OBJECTIVES: A number of remote access thyroidectomy techniques have been described in the last several years. These approaches are technically challenging, can be performed on only a limited patient population, and have been associated with significant complications. We describe a novel robotic facelift approach for thyroidectomy and report our initial clinical experience. DESIGN: Planned analysis of a prospectively maintained database with institutional review board approval. METHODS: Robotic facelift thyroidectomy (RFT) was performed on all patients. Demographic and surgical data were obtained and analyzed. Data collected included patient age, gender, body mass index (BMI), pathology, complications, and duration of surgery. RESULTS: A total of 18 RFT procedures were undertaken in 14 patients. There were 13 females and 1 male, with a mean age of 33.7 +/- 18.1 years (range: 12-70). The mean BMI was 26.9 +/- 4.5. The procedures included 13 lobectomies, one bilateral thyroidectomy, and 3 completion thyroidectomies. All but the first procedure was performed on an outpatient basis without use of a drain. There were no conversions to open surgery, no permanent nerve injuries, and no cases of hypoparathyroidism. Operative times ranged from 97 to 193 minutes. CONCLUSIONS: RFT is a feasible remote access thyroidectomy approach. It appears from our initial experience that it may be performed in a safe and reproducible manner without a drain and on an outpatient basis. Additional clinical experience is warranted to further validate this technique.

 

 

 

“Robotic-assisted transoral removal of a bilateral floor of mouth ranulas.”

Walvekar, R. R., G. Peters, et al. (2011).

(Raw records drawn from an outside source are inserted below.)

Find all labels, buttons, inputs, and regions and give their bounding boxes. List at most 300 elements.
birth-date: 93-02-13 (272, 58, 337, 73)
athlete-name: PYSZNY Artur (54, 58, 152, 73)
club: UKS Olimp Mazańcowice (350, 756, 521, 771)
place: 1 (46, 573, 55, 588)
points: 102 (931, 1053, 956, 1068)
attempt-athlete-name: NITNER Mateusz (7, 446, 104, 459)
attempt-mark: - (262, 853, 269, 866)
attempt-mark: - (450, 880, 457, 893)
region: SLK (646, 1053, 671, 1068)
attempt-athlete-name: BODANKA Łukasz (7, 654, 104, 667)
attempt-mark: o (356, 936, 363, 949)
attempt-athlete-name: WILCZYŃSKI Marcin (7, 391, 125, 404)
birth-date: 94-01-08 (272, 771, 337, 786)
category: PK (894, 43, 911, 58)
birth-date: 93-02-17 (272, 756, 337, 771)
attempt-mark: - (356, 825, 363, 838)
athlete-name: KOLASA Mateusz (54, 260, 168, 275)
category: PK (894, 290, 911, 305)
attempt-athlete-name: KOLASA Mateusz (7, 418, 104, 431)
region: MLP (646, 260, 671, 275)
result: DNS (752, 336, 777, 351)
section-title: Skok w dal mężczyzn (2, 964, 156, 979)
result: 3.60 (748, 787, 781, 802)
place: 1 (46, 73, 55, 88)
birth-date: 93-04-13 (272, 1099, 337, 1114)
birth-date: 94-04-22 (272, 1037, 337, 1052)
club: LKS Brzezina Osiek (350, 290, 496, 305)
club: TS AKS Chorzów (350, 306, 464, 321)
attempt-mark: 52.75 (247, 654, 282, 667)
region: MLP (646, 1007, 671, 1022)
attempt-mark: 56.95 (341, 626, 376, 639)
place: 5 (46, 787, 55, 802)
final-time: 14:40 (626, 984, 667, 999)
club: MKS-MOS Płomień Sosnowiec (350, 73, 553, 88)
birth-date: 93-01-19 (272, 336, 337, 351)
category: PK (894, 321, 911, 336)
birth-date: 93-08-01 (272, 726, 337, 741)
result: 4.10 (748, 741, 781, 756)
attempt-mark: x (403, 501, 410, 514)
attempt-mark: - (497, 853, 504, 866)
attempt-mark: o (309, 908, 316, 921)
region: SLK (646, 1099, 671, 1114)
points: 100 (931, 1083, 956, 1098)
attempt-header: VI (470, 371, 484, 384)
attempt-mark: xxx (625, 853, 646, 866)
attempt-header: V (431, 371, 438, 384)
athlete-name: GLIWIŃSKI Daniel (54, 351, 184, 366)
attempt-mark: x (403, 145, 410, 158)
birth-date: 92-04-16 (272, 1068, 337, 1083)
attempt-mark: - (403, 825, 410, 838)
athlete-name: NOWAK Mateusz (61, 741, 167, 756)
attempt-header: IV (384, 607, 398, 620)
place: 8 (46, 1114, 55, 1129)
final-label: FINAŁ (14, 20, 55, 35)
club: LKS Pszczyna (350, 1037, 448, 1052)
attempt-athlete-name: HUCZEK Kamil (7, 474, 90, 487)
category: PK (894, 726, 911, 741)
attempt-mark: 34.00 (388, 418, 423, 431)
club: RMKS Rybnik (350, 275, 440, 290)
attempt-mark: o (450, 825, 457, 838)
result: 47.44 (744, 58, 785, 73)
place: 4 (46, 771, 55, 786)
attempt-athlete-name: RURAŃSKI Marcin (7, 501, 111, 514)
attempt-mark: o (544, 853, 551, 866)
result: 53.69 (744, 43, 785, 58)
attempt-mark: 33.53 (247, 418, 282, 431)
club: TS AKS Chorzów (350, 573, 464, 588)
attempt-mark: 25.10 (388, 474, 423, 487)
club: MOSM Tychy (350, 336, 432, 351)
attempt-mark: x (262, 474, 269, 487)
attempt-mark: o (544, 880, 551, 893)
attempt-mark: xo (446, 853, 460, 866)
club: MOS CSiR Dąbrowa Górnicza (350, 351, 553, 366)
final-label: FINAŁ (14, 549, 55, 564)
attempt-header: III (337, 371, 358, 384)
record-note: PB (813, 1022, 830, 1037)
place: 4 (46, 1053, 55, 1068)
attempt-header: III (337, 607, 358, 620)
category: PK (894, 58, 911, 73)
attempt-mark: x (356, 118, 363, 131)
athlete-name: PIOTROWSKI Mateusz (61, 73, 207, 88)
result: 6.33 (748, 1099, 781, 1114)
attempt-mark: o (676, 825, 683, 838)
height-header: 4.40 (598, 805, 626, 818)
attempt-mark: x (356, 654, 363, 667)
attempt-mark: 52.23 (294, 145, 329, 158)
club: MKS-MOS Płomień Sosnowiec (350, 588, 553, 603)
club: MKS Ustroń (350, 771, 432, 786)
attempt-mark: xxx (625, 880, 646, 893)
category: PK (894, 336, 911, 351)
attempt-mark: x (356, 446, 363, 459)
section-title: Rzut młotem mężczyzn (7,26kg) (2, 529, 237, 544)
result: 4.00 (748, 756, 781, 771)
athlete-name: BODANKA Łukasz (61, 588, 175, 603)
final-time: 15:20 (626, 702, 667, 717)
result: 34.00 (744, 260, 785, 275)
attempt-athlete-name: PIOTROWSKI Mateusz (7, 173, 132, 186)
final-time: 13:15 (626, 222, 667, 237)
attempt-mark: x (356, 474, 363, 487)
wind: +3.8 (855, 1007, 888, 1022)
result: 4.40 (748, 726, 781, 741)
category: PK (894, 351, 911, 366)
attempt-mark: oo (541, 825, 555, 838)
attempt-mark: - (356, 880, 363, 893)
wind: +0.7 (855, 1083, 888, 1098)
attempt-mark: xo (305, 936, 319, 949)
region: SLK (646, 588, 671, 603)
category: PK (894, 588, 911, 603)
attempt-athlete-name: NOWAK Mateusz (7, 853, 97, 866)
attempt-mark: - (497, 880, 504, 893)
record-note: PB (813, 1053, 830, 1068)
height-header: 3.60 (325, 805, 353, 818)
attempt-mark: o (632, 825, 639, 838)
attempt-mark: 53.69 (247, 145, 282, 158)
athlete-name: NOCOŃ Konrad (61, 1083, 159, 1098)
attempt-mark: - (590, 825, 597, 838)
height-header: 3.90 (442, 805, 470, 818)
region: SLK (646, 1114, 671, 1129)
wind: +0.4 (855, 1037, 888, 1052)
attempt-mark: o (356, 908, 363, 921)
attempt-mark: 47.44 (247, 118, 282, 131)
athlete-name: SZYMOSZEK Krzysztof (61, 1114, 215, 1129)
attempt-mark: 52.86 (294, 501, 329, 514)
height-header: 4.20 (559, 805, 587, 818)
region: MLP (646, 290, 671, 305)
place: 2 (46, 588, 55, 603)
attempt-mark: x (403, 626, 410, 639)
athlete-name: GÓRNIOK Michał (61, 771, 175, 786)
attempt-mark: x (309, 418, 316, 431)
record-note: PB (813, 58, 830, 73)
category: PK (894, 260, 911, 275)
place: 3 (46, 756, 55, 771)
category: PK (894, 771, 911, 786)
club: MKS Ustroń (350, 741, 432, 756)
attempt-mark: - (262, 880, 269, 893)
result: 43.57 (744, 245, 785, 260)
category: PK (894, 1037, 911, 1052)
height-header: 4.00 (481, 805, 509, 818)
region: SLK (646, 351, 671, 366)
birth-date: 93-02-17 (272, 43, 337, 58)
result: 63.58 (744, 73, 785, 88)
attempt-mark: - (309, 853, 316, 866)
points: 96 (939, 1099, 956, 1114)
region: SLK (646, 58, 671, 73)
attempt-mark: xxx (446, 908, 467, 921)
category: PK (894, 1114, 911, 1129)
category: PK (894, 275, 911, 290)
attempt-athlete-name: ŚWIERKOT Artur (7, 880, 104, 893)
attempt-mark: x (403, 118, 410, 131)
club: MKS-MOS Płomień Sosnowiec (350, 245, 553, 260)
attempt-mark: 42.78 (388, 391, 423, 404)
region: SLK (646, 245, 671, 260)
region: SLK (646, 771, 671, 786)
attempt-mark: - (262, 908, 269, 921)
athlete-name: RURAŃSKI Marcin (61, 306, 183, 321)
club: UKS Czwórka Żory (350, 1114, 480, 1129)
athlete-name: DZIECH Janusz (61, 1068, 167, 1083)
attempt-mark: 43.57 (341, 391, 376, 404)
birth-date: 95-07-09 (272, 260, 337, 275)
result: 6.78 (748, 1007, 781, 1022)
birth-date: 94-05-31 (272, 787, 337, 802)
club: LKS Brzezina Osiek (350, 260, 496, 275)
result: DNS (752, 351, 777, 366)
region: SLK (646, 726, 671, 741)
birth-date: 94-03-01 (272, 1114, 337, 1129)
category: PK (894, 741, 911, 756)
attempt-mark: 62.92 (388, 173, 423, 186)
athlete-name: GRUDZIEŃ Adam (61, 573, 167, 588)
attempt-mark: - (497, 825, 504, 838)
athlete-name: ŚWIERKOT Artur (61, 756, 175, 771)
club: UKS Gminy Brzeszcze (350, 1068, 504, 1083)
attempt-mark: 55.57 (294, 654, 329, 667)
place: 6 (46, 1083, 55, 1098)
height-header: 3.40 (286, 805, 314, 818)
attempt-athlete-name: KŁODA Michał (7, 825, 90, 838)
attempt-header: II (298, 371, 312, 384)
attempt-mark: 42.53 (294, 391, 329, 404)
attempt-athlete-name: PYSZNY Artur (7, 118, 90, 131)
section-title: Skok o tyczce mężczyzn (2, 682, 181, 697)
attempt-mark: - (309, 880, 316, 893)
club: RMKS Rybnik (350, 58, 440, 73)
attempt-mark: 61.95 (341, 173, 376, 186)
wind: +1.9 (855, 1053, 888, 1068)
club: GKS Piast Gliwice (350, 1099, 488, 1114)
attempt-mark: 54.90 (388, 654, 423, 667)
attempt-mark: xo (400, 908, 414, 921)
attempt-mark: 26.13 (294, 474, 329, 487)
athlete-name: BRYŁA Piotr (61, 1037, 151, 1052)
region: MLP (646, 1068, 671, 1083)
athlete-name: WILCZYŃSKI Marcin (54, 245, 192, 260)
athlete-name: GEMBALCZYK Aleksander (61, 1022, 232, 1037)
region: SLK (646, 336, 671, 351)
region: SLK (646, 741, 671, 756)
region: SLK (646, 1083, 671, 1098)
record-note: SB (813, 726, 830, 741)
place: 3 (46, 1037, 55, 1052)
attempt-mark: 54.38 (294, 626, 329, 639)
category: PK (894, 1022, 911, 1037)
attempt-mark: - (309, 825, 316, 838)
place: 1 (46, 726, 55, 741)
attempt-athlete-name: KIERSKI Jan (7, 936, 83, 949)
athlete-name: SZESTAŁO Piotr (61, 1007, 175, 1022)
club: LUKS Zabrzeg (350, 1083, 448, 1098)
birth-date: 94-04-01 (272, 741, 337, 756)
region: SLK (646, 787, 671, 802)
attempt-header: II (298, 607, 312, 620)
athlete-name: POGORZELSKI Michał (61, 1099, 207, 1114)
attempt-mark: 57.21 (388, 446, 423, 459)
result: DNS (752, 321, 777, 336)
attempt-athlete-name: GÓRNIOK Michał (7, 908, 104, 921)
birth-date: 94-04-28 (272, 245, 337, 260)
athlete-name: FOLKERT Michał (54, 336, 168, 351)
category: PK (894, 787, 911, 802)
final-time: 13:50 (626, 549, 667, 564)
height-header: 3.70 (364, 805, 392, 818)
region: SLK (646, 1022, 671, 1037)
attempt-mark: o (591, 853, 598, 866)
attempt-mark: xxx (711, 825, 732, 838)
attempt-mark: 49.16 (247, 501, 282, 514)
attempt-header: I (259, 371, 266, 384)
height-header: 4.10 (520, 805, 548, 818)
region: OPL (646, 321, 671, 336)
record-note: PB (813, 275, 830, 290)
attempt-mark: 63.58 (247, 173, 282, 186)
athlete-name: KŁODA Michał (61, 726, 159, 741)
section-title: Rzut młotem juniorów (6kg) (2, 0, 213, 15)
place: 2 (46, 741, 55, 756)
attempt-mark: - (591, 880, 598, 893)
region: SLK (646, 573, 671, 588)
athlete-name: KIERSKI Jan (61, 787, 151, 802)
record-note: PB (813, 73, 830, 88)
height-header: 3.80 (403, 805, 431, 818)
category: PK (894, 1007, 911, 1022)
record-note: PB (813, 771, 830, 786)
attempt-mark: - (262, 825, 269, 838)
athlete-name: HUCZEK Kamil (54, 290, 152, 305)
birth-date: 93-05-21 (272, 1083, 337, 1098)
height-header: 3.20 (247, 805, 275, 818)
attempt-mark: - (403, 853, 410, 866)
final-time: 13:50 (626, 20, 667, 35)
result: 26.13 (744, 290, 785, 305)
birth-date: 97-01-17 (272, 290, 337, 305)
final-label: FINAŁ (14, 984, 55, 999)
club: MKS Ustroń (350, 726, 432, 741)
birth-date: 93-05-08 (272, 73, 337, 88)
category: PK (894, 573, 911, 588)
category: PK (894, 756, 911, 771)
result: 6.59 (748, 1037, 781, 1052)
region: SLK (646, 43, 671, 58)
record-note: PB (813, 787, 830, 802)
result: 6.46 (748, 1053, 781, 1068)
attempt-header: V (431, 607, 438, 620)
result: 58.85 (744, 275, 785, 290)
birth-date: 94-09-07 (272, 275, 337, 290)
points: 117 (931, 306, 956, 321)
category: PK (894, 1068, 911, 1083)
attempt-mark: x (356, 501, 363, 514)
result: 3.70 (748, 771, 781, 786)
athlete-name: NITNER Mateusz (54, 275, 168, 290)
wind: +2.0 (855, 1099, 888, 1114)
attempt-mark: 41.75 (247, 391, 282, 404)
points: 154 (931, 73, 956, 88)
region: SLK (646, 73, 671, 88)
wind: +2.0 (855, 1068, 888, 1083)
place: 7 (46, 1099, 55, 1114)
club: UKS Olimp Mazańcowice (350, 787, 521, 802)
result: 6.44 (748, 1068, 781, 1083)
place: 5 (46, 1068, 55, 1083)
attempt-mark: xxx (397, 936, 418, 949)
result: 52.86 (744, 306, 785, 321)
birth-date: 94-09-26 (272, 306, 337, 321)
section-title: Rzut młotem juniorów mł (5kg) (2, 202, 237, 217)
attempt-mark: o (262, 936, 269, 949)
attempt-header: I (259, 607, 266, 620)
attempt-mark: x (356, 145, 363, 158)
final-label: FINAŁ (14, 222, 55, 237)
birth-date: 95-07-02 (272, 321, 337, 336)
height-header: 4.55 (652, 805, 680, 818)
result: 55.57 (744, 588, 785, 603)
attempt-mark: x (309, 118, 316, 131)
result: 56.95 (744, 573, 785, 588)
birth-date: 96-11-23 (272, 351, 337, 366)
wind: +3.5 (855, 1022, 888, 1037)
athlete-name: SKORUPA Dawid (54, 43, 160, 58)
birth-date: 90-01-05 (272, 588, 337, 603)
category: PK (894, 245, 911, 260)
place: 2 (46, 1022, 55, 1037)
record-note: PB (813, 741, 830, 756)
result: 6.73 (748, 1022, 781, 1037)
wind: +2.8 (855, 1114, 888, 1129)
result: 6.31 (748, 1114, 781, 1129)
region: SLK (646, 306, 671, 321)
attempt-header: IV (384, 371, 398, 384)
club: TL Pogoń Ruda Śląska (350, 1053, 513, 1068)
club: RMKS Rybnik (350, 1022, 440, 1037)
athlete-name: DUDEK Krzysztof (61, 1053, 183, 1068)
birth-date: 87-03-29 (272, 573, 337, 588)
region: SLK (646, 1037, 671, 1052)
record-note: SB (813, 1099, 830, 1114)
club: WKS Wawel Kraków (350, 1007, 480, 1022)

World Journal of Surgical Oncology 9(1): 78.

 

ABSTRACT: OBJECTIVE: To describe the management of bilateral oral ranulas with the use of the da Vinci Si Surgical System and discuss advantages and disadvantages over traditional transoral resection. Study Design: Case Report and Review of Literature. RESULTS: A 47 year old woman presented to our service with an obvious right floor of mouth swelling. Clinical evaluation and computerized tomography scan confirmed a large floor of mouth ranula on the right and an incidental asymptomatic early ranula of the left sublingual gland. After obtaining an informed consent, the patient underwent a right transoral robotic-assisted transoral excision of the ranula and sublingual gland with identification and dissection of the submandibular duct and lingual nerve. The patient had an excellent outcome with no evidence of lingual nerve paresis and a return to oral intake on the first postoperative day. Subsequently, the patient underwent an elective transoral robotic-assisted excision of the incidental ranula on the left sublingual gland. CONCLUSION: We describe the first robotic-assisted excision of bilateral oral ranulas in current literature. The use of the da Vinci system provides excellent visualization, magnification, and dexterity for transoral surgical management of ranulas with preservation of the lingual nerve and Wharton’s duct with good functional outcomes. However, the use of the robotic system for anterior floor of mouth surgery in terms of improved surgical outcomes as compared to traditional transoral surgery, long-term recurrence rates, and cost effectiveness needs further validation.